Against a background of distress among the bush workers, the ‘swarming’ unemployed in all the principal cities and towns heard the press describe them as ‘the scum and offal of society’. They heard shearers’ delegate Toomey from Young (NSW) describe the situation in his district as close to revolution. Truth in March asked its readers to note: ‘how loudly and unanimously his [Toomey’s) daring words were applauded to the echo in that Parliament of Labor.’ Perhaps replacing Andrade who resigned after only a few meetings, Rosa served as Committee Member on the Reverend Tucker’s Village Settlement Scheme, an idea he had supported in Sydney at least once.
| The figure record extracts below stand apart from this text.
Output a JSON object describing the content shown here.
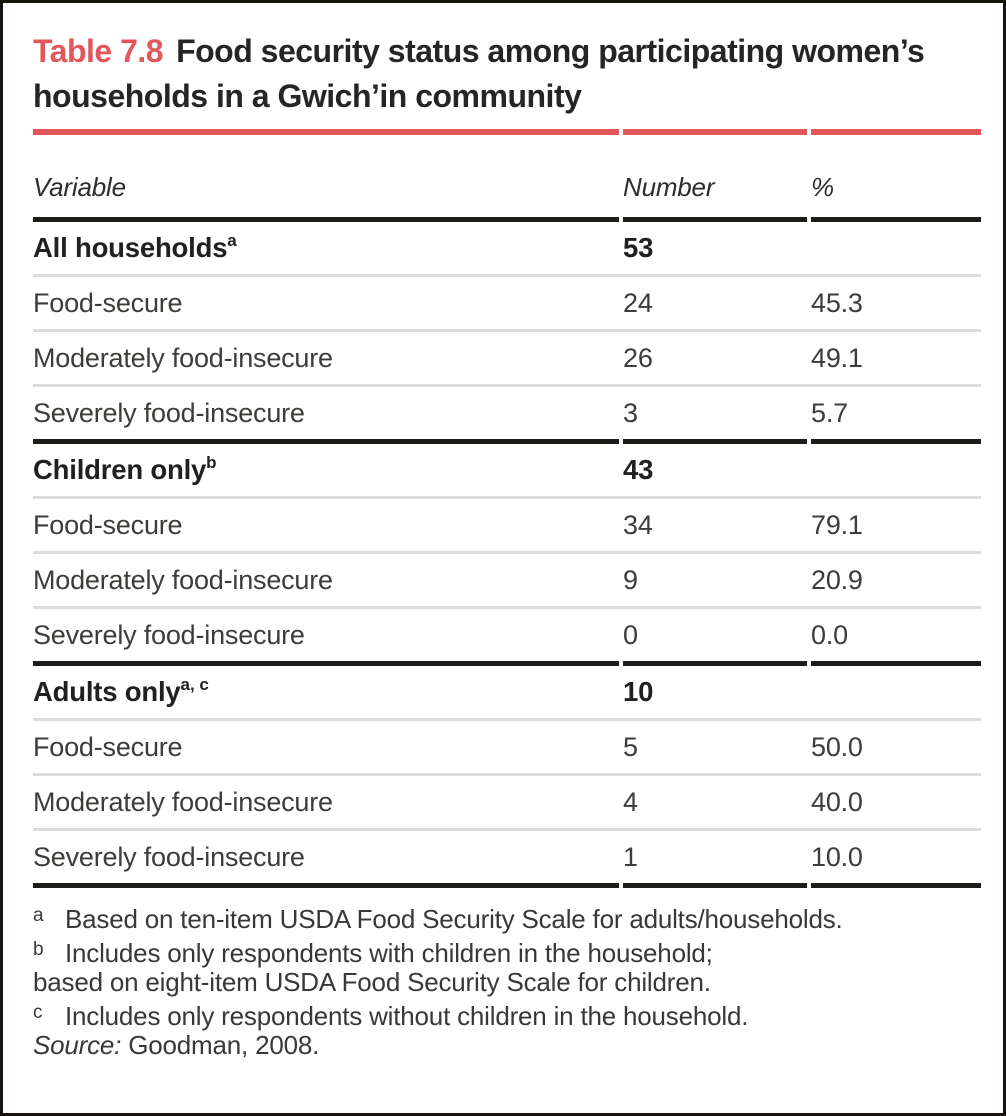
{
  "title": {
    "label": "Table 7.8",
    "text": "Food security status among participating women’s households in a Gwich’in community"
  },
  "columns": [
    "Variable",
    "Number",
    "%"
  ],
  "sections": [
    {
      "header": {
        "label": "All households",
        "superscript": "a",
        "number": "53",
        "percent": ""
      },
      "rows": [
        {
          "label": "Food-secure",
          "number": "24",
          "percent": "45.3"
        },
        {
          "label": "Moderately food-insecure",
          "number": "26",
          "percent": "49.1"
        },
        {
          "label": "Severely food-insecure",
          "number": "3",
          "percent": "5.7"
        }
      ]
    },
    {
      "header": {
        "label": "Children only",
        "superscript": "b",
        "number": "43",
        "percent": ""
      },
      "rows": [
        {
          "label": "Food-secure",
          "number": "34",
          "percent": "79.1"
        },
        {
          "label": "Moderately food-insecure",
          "number": "9",
          "percent": "20.9"
        },
        {
          "label": "Severely food-insecure",
          "number": "0",
          "percent": "0.0"
        }
      ]
    },
    {
      "header": {
        "label": "Adults only",
        "superscript": "a, c",
        "number": "10",
        "percent": ""
      },
      "rows": [
        {
          "label": "Food-secure",
          "number": "5",
          "percent": "50.0"
        },
        {
          "label": "Moderately food-insecure",
          "number": "4",
          "percent": "40.0"
        },
        {
          "label": "Severely food-insecure",
          "number": "1",
          "percent": "10.0"
        }
      ]
    }
  ],
  "footnotes": [
    {
      "marker": "a",
      "text": "Based on ten-item USDA Food Security Scale for adults/households."
    },
    {
      "marker": "b",
      "text": "Includes only respondents with children in the household;"
    },
    {
      "marker": "",
      "text": "based on eight-item USDA Food Security Scale for children."
    },
    {
      "marker": "c",
      "text": "Includes only respondents without children in the household."
    }
  ],
  "source": {
    "label": "Source:",
    "text": "Goodman, 2008."
  },
  "colors": {
    "accent": "#e2575b",
    "heading_text": "#262523",
    "body_text": "#3d3c39",
    "rule_dark": "#1d1c19",
    "rule_light": "#dcdcda"
  }
}
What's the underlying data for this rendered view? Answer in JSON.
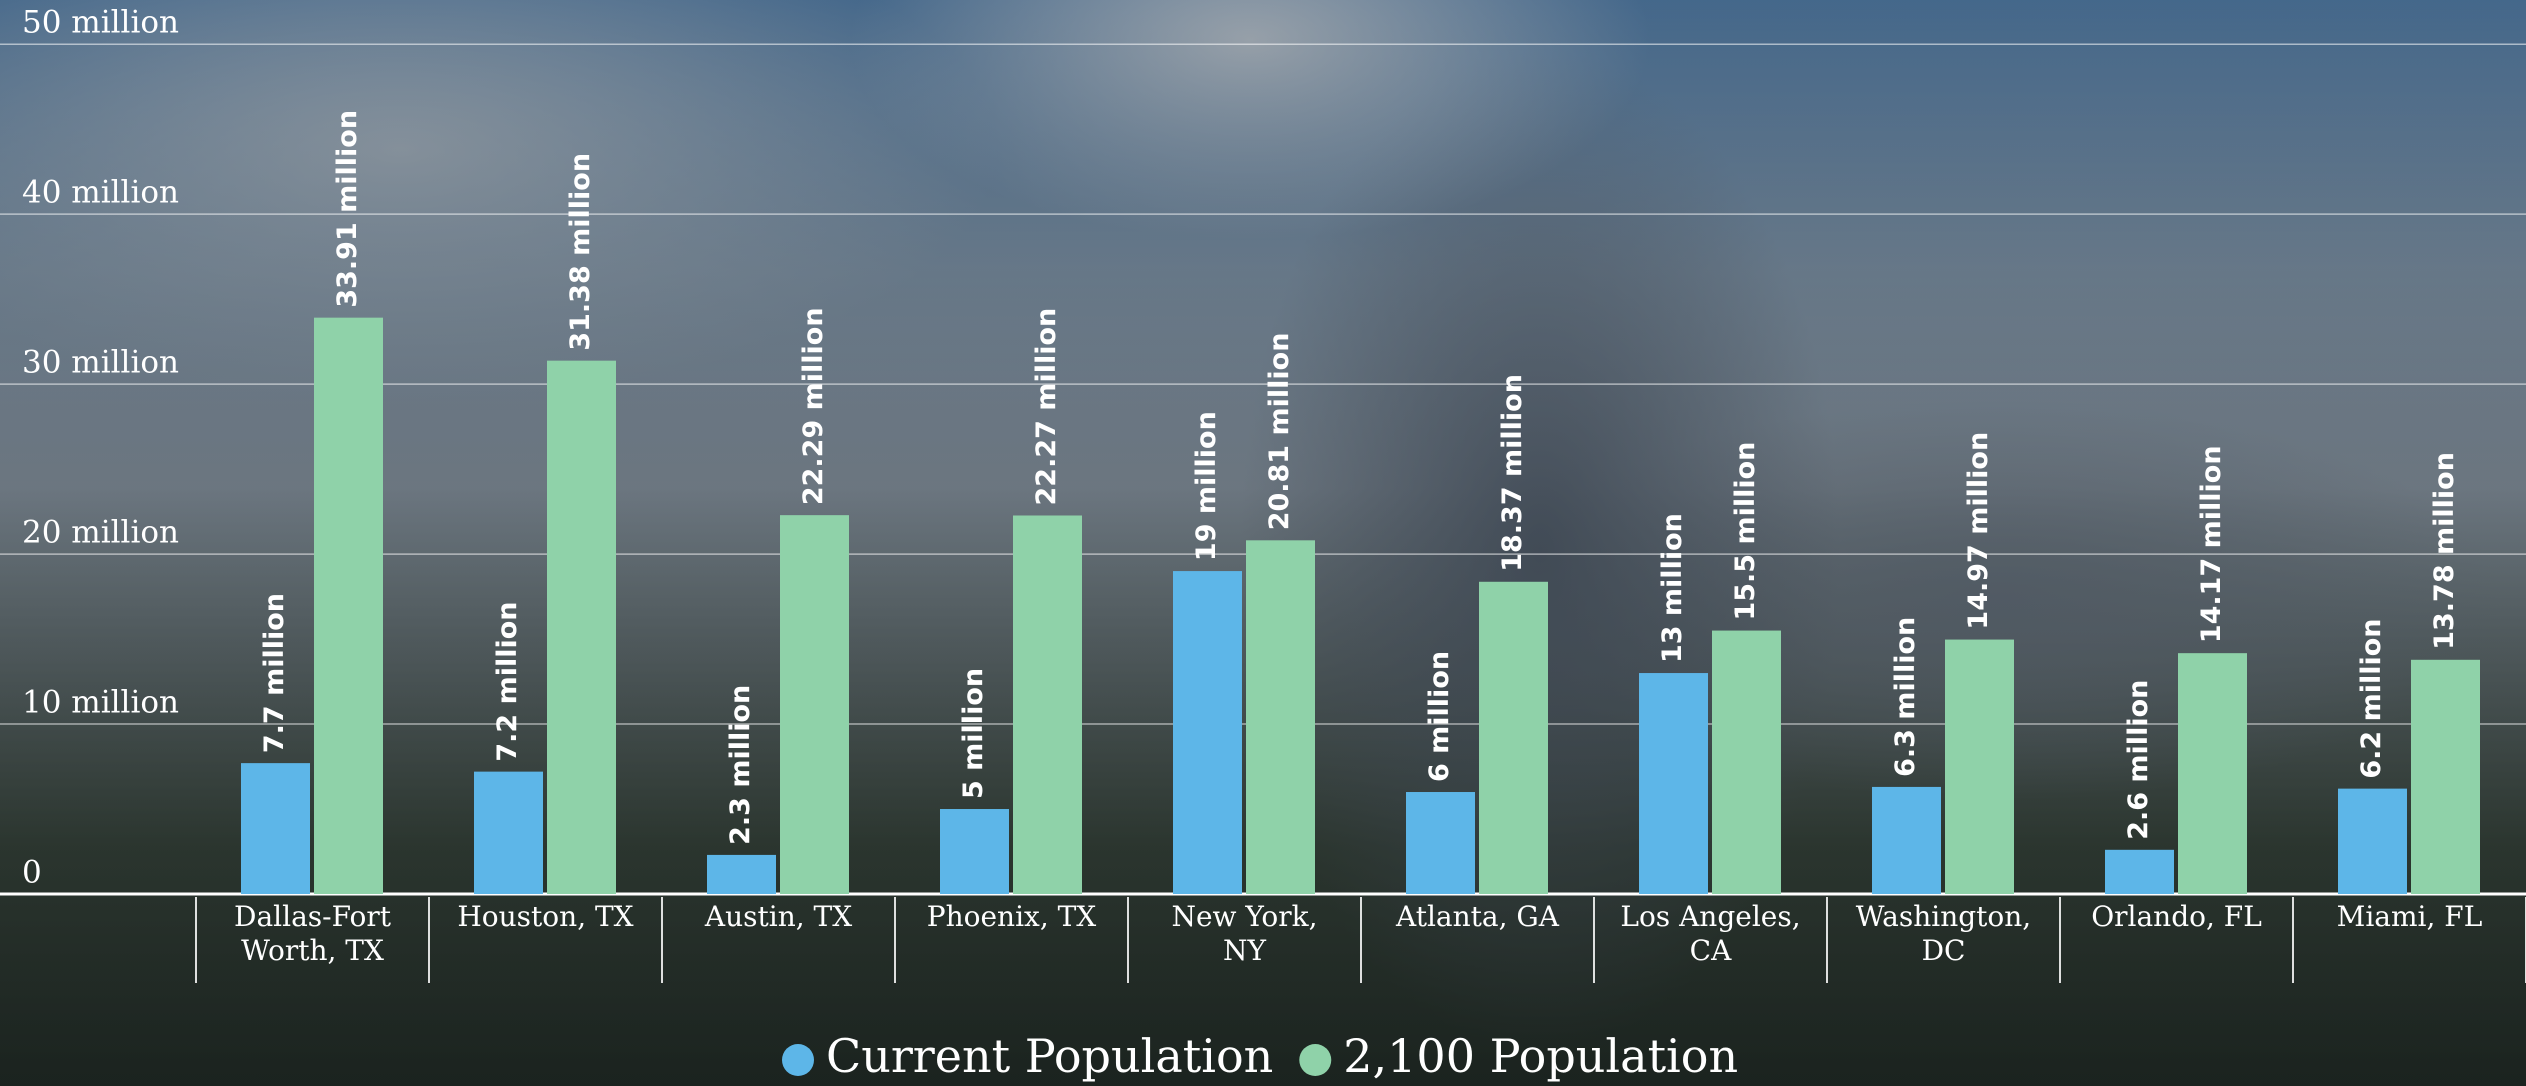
{
  "chart_data": {
    "type": "bar",
    "categories": [
      "Dallas-Fort\nWorth, TX",
      "Houston, TX",
      "Austin, TX",
      "Phoenix, TX",
      "New York,\nNY",
      "Atlanta, GA",
      "Los Angeles,\nCA",
      "Washington,\nDC",
      "Orlando, FL",
      "Miami, FL"
    ],
    "series": [
      {
        "name": "Current Population",
        "color": "#5db6e8",
        "values": [
          7.7,
          7.2,
          2.3,
          5,
          19,
          6,
          13,
          6.3,
          2.6,
          6.2
        ],
        "value_labels": [
          "7.7 million",
          "7.2 million",
          "2.3 million",
          "5 million",
          "19 million",
          "6 million",
          "13 million",
          "6.3 million",
          "2.6 million",
          "6.2 million"
        ]
      },
      {
        "name": "2,100 Population",
        "color": "#8fd2a9",
        "values": [
          33.91,
          31.38,
          22.29,
          22.27,
          20.81,
          18.37,
          15.5,
          14.97,
          14.17,
          13.78
        ],
        "value_labels": [
          "33.91 million",
          "31.38 million",
          "22.29 million",
          "22.27 million",
          "20.81 million",
          "18.37 million",
          "15.5 million",
          "14.97 million",
          "14.17 million",
          "13.78 million"
        ]
      }
    ],
    "ylim": [
      0,
      52.6
    ],
    "yticks": [
      0,
      {
        "value": 10,
        "label": "10 million"
      },
      {
        "value": 20,
        "label": "20 million"
      },
      {
        "value": 30,
        "label": "30 million"
      },
      {
        "value": 40,
        "label": "40 million"
      },
      {
        "value": 50,
        "label": "50 million"
      }
    ],
    "grid": true
  }
}
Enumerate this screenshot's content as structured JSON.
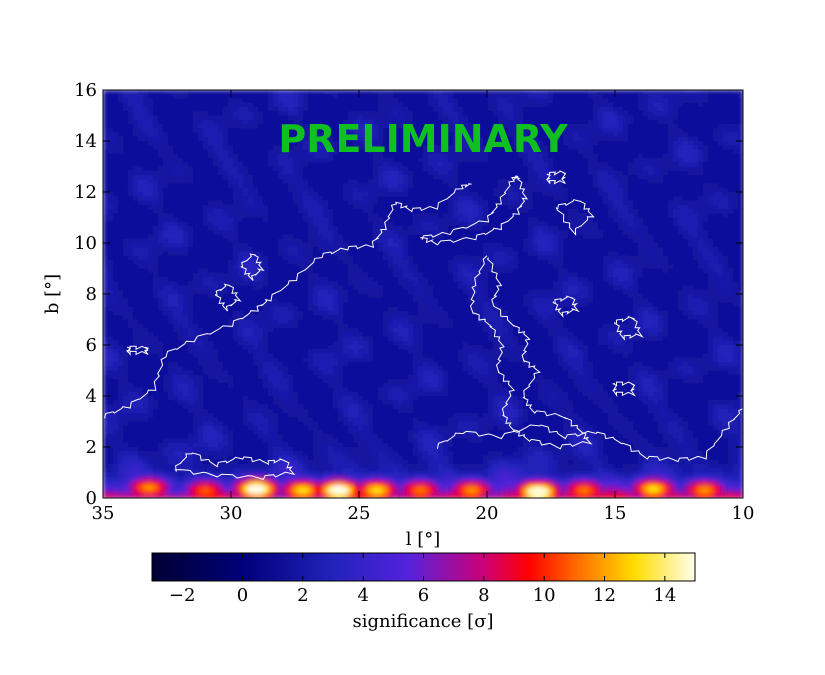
{
  "chart_data": {
    "type": "heatmap",
    "title": "",
    "xlabel": "l [°]",
    "ylabel": "b [°]",
    "xlim": [
      35,
      10
    ],
    "ylim": [
      0,
      16
    ],
    "x_ticks": [
      "35",
      "30",
      "25",
      "20",
      "15",
      "10"
    ],
    "y_ticks": [
      "0",
      "2",
      "4",
      "6",
      "8",
      "10",
      "12",
      "14",
      "16"
    ],
    "watermark": "PRELIMINARY",
    "colorbar": {
      "label": "significance [σ]",
      "range": [
        -3,
        15
      ],
      "ticks": [
        "−2",
        "0",
        "2",
        "4",
        "6",
        "8",
        "10",
        "12",
        "14"
      ],
      "colormap": [
        {
          "value": -3,
          "color": "#000033"
        },
        {
          "value": 0,
          "color": "#00007a"
        },
        {
          "value": 3,
          "color": "#2222bb"
        },
        {
          "value": 5.5,
          "color": "#5522dd"
        },
        {
          "value": 8,
          "color": "#cc0077"
        },
        {
          "value": 9.5,
          "color": "#ff0000"
        },
        {
          "value": 11,
          "color": "#ff6600"
        },
        {
          "value": 13,
          "color": "#ffdd00"
        },
        {
          "value": 15,
          "color": "#ffffee"
        }
      ]
    },
    "background_level_sigma": 1.5,
    "hotspots": [
      {
        "l": 33.2,
        "b": 0.4,
        "peak": 10.5
      },
      {
        "l": 31.0,
        "b": 0.3,
        "peak": 9.5
      },
      {
        "l": 29.0,
        "b": 0.35,
        "peak": 15
      },
      {
        "l": 27.2,
        "b": 0.3,
        "peak": 12
      },
      {
        "l": 25.8,
        "b": 0.3,
        "peak": 15
      },
      {
        "l": 24.3,
        "b": 0.3,
        "peak": 12
      },
      {
        "l": 22.6,
        "b": 0.3,
        "peak": 10
      },
      {
        "l": 20.6,
        "b": 0.3,
        "peak": 10.5
      },
      {
        "l": 18.0,
        "b": 0.25,
        "peak": 15
      },
      {
        "l": 16.2,
        "b": 0.3,
        "peak": 10
      },
      {
        "l": 13.5,
        "b": 0.35,
        "peak": 12
      },
      {
        "l": 11.5,
        "b": 0.3,
        "peak": 10.5
      }
    ],
    "contours": [
      {
        "name": "diagonal",
        "points": [
          [
            35,
            3.2
          ],
          [
            34,
            3.6
          ],
          [
            33,
            4.3
          ],
          [
            32.6,
            5.6
          ],
          [
            31.5,
            6.2
          ],
          [
            30,
            6.8
          ],
          [
            29,
            7.4
          ],
          [
            28.5,
            7.8
          ],
          [
            27.5,
            8.6
          ],
          [
            26.5,
            9.5
          ],
          [
            25.5,
            9.8
          ],
          [
            24.5,
            9.9
          ],
          [
            24,
            10.6
          ],
          [
            23.6,
            11.6
          ],
          [
            23,
            11.3
          ],
          [
            22,
            11.4
          ],
          [
            21,
            12.2
          ],
          [
            20.6,
            12.3
          ]
        ]
      },
      {
        "name": "ridge",
        "points": [
          [
            22.6,
            10.2
          ],
          [
            21.5,
            10.4
          ],
          [
            20,
            10.9
          ],
          [
            19.5,
            11.6
          ],
          [
            19,
            12.5
          ],
          [
            18.8,
            12.6
          ],
          [
            18.5,
            11.8
          ],
          [
            18.8,
            11.2
          ],
          [
            19.5,
            10.6
          ],
          [
            20.5,
            10.2
          ],
          [
            22,
            10.0
          ],
          [
            22.6,
            10.2
          ]
        ]
      },
      {
        "name": "midfield",
        "points": [
          [
            20,
            9.5
          ],
          [
            19.5,
            8.4
          ],
          [
            19.8,
            7.6
          ],
          [
            19.0,
            6.8
          ],
          [
            18.4,
            6.3
          ],
          [
            18.6,
            5.4
          ],
          [
            18.0,
            5.0
          ],
          [
            18.6,
            4.0
          ],
          [
            18.2,
            3.4
          ],
          [
            17.0,
            3.2
          ],
          [
            16.3,
            2.6
          ],
          [
            16.0,
            2.2
          ],
          [
            17.2,
            2.0
          ],
          [
            18.4,
            2.3
          ],
          [
            19.0,
            2.7
          ],
          [
            19.4,
            3.3
          ],
          [
            19.0,
            4.3
          ],
          [
            19.6,
            5.0
          ],
          [
            19.4,
            6.0
          ],
          [
            19.9,
            6.8
          ],
          [
            20.6,
            7.3
          ],
          [
            20.5,
            8.4
          ],
          [
            20.0,
            9.5
          ]
        ]
      },
      {
        "name": "low-band-left",
        "points": [
          [
            32.2,
            1.1
          ],
          [
            31.6,
            1.8
          ],
          [
            30.6,
            1.3
          ],
          [
            29.6,
            1.6
          ],
          [
            28.6,
            1.4
          ],
          [
            27.9,
            1.5
          ],
          [
            27.6,
            1.0
          ],
          [
            28.8,
            0.8
          ],
          [
            30.6,
            0.9
          ],
          [
            32.2,
            1.1
          ]
        ]
      },
      {
        "name": "low-band-right",
        "points": [
          [
            22.0,
            2.0
          ],
          [
            21.0,
            2.6
          ],
          [
            19.5,
            2.4
          ],
          [
            18.0,
            2.9
          ],
          [
            17.0,
            2.4
          ],
          [
            15.8,
            2.6
          ],
          [
            14.8,
            2.2
          ],
          [
            13.8,
            1.6
          ],
          [
            12.6,
            1.5
          ],
          [
            11.5,
            1.6
          ],
          [
            10.6,
            2.8
          ],
          [
            10.0,
            3.5
          ]
        ]
      },
      {
        "name": "blob-1",
        "points": [
          [
            29.6,
            9.1
          ],
          [
            29.1,
            9.6
          ],
          [
            28.8,
            9.0
          ],
          [
            29.2,
            8.6
          ],
          [
            29.6,
            9.1
          ]
        ]
      },
      {
        "name": "blob-2",
        "points": [
          [
            30.6,
            8.0
          ],
          [
            30.1,
            8.4
          ],
          [
            29.7,
            7.8
          ],
          [
            30.2,
            7.4
          ],
          [
            30.6,
            8.0
          ]
        ]
      },
      {
        "name": "blob-3",
        "points": [
          [
            17.6,
            12.7
          ],
          [
            17.0,
            12.8
          ],
          [
            17.0,
            12.4
          ],
          [
            17.6,
            12.4
          ],
          [
            17.6,
            12.7
          ]
        ]
      },
      {
        "name": "blob-4",
        "points": [
          [
            17.3,
            11.4
          ],
          [
            16.4,
            11.7
          ],
          [
            15.9,
            11.1
          ],
          [
            16.6,
            10.4
          ],
          [
            17.3,
            11.4
          ]
        ]
      },
      {
        "name": "blob-5",
        "points": [
          [
            17.4,
            7.7
          ],
          [
            16.7,
            7.9
          ],
          [
            16.5,
            7.4
          ],
          [
            17.1,
            7.2
          ],
          [
            17.4,
            7.7
          ]
        ]
      },
      {
        "name": "blob-6",
        "points": [
          [
            15.0,
            6.9
          ],
          [
            14.3,
            7.1
          ],
          [
            14.0,
            6.4
          ],
          [
            14.7,
            6.3
          ],
          [
            15.0,
            6.9
          ]
        ]
      },
      {
        "name": "blob-7",
        "points": [
          [
            15.0,
            4.5
          ],
          [
            14.3,
            4.5
          ],
          [
            14.3,
            4.1
          ],
          [
            15.0,
            4.1
          ],
          [
            15.0,
            4.5
          ]
        ]
      },
      {
        "name": "blob-8",
        "points": [
          [
            34.0,
            5.9
          ],
          [
            33.3,
            5.9
          ],
          [
            33.3,
            5.7
          ],
          [
            34.0,
            5.7
          ],
          [
            34.0,
            5.9
          ]
        ]
      }
    ]
  }
}
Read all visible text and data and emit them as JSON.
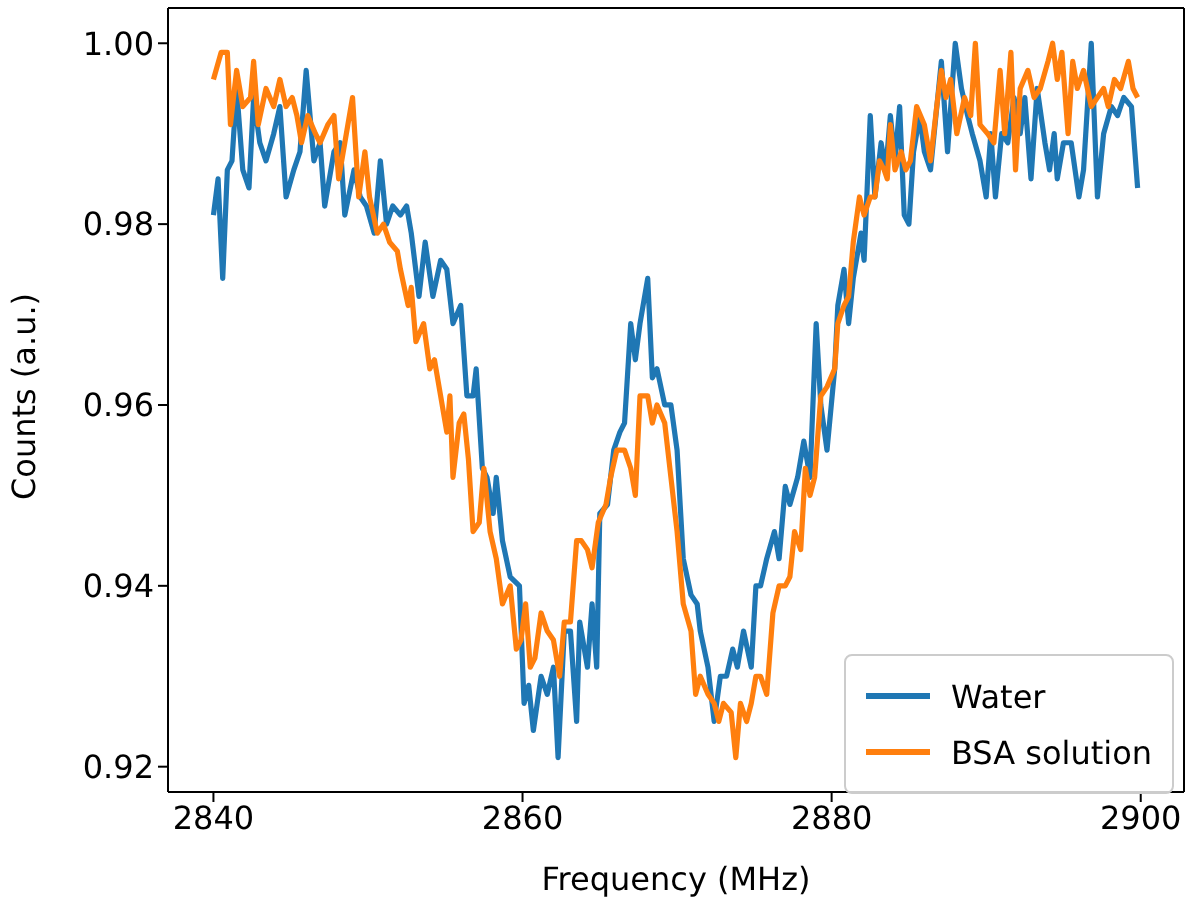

David Andrade’s attempt to influence the 1892 April election, a two-page supplement in the C & WA covering land and money reform, and vegetarianism, and launching his Social Pioneering Company, made his attitudes to political Labor clear: ‘No political machinery can destroy the evils which the political machinery brought about’. Just fourteen months later he was in the bush at Sassafras (Victoria) clearing land for a lean-to shack before his family joined him. The story of that struggle, of unalloyed heroism, tragedy and governmental bastardry, ended for him in a long, slow decline and death in 1928.
Dibbs had won the NSW parliamentary numbers battle in October when the ‘labour’ bloc failed to support Parkes’ Coal Mines Regulation Bill and he, ostensibly a protectionist and sympathetic to labour, began his period of dictatorship.